Au cours de ces quinze dernières années, W.G. Sebald est devenu l'un des auteurs majeurs de la fin du XXe siècle, mondialement traduit. Son entreprise littéraire est une tentative de saisir l'évanescence des traces pour les transformer en un phrasé résistant à l’oubli. Et comme nous le rappelle Emmanuelle Loyer, Claude Lévi-Strauss est l'une des références explicitement citées par Sebald.

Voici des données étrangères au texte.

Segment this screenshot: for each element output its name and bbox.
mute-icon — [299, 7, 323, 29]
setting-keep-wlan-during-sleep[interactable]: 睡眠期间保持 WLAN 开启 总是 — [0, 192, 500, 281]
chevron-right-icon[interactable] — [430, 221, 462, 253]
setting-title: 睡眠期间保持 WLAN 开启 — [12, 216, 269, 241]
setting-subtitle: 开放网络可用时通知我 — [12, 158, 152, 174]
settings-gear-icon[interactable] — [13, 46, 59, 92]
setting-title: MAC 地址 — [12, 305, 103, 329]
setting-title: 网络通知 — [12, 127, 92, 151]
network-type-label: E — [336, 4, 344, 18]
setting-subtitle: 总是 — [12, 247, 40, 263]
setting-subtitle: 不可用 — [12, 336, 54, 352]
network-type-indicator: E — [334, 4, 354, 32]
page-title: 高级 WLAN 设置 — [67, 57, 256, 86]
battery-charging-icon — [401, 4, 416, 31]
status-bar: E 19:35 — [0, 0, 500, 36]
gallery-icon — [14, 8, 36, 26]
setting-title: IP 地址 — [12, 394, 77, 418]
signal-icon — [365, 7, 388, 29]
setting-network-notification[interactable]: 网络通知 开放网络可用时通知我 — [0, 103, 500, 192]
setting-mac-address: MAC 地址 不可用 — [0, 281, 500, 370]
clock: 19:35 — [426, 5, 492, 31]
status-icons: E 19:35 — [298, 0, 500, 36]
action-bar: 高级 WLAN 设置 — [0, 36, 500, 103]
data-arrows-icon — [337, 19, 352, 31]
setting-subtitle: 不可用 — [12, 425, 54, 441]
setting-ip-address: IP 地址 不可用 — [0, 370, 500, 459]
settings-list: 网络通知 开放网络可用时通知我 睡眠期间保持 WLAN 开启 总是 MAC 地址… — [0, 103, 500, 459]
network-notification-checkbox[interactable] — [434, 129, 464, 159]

Quand bien même elle n'existerait pas, la déambulation rêveuse dans un monde saccagé d'un narrateur sebaldien, en proie aux doutes, à la dépression et parfois à la torpeur, la précision de l'onomastique naturaliste, le souci de l'Histoire et l'attention géographique au paysage rappellent le protocole littéraire de Tristes Tropiques en particulier.
À travers ce rapprochement, Emmanuelle Loyer attire l'attention, entre autres, sur un des horizons du travail littéraire de Sebald, également à l'œuvre sur le plan de la poétique savante chez Lévi-Strauss : une commune nostalgie à l'égard des "Belles Lettres", un régime de vérité où littérature et sciences sont indistinctes avant que le XIXe siècle ne produise un découpage des savoirs qui fut aussi un découplage.

Quelle anthropologie pour l'épistemologie des vertus ? Avec Roger Pouivet au Collège de France.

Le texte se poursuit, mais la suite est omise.